Inégalités . Une étude publiée dans le «Bulletin épidémiologique» explique en quoi la grande pauvreté peut conduire à l’obésité.
Pauvre et gros. Les liens entre précarité et obésité sont forts, on le sait. Veut-on des chiffres ? En voilà : en France, l’obésité et le surpoids sont quatre fois plus élevés chez la population ayant les plus bas revenus que chez les plus riches.

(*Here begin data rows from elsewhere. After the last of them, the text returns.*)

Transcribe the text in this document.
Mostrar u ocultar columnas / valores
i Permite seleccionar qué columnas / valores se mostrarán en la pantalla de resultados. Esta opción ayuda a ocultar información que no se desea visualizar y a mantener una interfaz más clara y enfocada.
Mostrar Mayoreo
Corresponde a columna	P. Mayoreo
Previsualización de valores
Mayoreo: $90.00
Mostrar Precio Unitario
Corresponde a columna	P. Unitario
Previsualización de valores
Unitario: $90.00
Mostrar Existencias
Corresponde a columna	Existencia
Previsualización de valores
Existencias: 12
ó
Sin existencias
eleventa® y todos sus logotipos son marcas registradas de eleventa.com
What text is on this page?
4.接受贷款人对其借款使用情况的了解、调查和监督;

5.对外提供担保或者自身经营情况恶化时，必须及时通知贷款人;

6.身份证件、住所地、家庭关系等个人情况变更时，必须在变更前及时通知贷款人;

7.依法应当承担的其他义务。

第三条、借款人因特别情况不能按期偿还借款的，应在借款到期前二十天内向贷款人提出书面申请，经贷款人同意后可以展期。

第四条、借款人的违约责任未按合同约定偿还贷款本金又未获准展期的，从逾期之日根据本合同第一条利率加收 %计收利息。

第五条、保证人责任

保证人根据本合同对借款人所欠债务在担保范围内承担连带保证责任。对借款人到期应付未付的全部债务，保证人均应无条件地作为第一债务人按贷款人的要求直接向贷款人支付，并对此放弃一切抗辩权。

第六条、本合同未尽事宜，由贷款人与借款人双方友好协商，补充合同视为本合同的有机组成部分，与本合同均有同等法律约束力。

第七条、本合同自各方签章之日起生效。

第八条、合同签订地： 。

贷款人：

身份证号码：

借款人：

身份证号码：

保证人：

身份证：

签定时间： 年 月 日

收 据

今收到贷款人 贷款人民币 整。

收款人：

Ce constat, le professeur Arnaud Basdevant, de l’Institut de cardiométabolisme et nutrition de l’hôpital de la Pitié -Salpétrière, à Paris, le redit avec force dans un éditorial du Bulletin épidémiologique hebdomadaire, ou BEH (1), qui paraît ce mardi : «L’obésité, au-delà de la perspective biomédicale, est un témoin social. Il est classique d’en parler comme d’une maladie de la société d’abondance… Sans doute, mais l’épidémiologie nous apprend qu’il faudrait plutôt parler de maladie de la vulnérabilité sociale.»
«Arbitrages». Causalité massive, mais causalité difficile à analyser, car s’y mêlent des facteurs variés, et souvent cachés. D’où le grand intérêt de ce numéro spécial du BEH, où plusieurs études ont été réalisées «à partir de femmes recourant à l’aide alimentaire». Les chercheurs ont suivi près de 700 d’entre elles. Ils les ont bien sûr auscultées, avant de pratiquer des entretiens très détaillés en face à face. Résultat étonnant : «Les femmes ayant recours à l’aide alimentaire sont exposées à un risque particulièrement élevé de surpoids et d’obésité.» 36,4% sont en surpoids alors qu’elles ne sont que 23% dans la population générale, et 35,5% sont obèses contre 17,6%. Plus inquiétant, cette tendance s’aggrave : dans cette population, «en 2004-2005, 29,3% des femmes étaient en situation d’obésité».
Deuxième volet de ce travail : le concept de l’insécurité alimentaire. Nouveau, peu étudié en France, il est largement développé aux Etats-Unis. Il tourne autour de la crainte de ne pas pouvoir se nourrir suffisamment. L’enquête du BEH révèle que «l’insécurité alimentaire est sévère chez plus de 40% des femmes interrogées, et près des deux tiers en souffrent». D’où cette conséquence : «Cette insécurité détermine des arbitrages alimentaires ; par exemple en plaçant en priorité l’alimentation des enfants, avec pour conséquence un déséquilibre nutritionnel encore plus important chez la mère.»
Dents. Autre objet d’étude : les liens entre le surpoids et l’état de santé des dents. Ils sont impressionnants : parmi les femmes ayant recours à l’aide alimentaire, 60% déclarent au moins une dent absente non remplacée ; 18,3% entre 5 et 14 dents absentes non remplacées. A peine un tiers d’entre elles ont consulté un dentiste dans les deux années qui ont précédé l’enquête, et plus d’une sur quatre a «souvent ressenti de la gêne dans la vie quotidienne durant les douze derniers mois en raison de leur état bucco-dentaire». Problème, «l’adoption de comportements alimentaires défavorables à la santé et un recours aux soins différé peuvent renforcer l’effet des mécanismes, en particulier inflammatoires, liant obésité et mauvaise santé bucco-dentaire».
Enfin, il y a les troubles du sommeil, avec toujours le même constat. Une femme sur dix a un temps de sommeil particulièrement court : moins de cinq heures. Et pour ce groupe, «le risque est là encore significatif d’obésité».
Face à ce paysage, lourd d’inégalités sociales, le professeur Arnaud Basdevant s’inquiète des suites sanitaires. «Cette situation est des plus préoccupantes car l’obésité est à l’origine d’une série de maladies chroniques.» Que faire ? «C’est un impératif pour les stratégies préventives de se placer au-delà du modèle biomédical classique. Les données doivent permettre de construire de nouveaux modèles de prévention axés sur la réduction des gradients sociaux. C’est un défi commun à toutes les maladies chroniques liées aux évolutions des modes et contexte de vie.»
(1) L’obésité chez les femmes recourant à l’aide alimentaire : aspects sociaux et problèmes de santé associés, «BEH» du 17 juin 2014.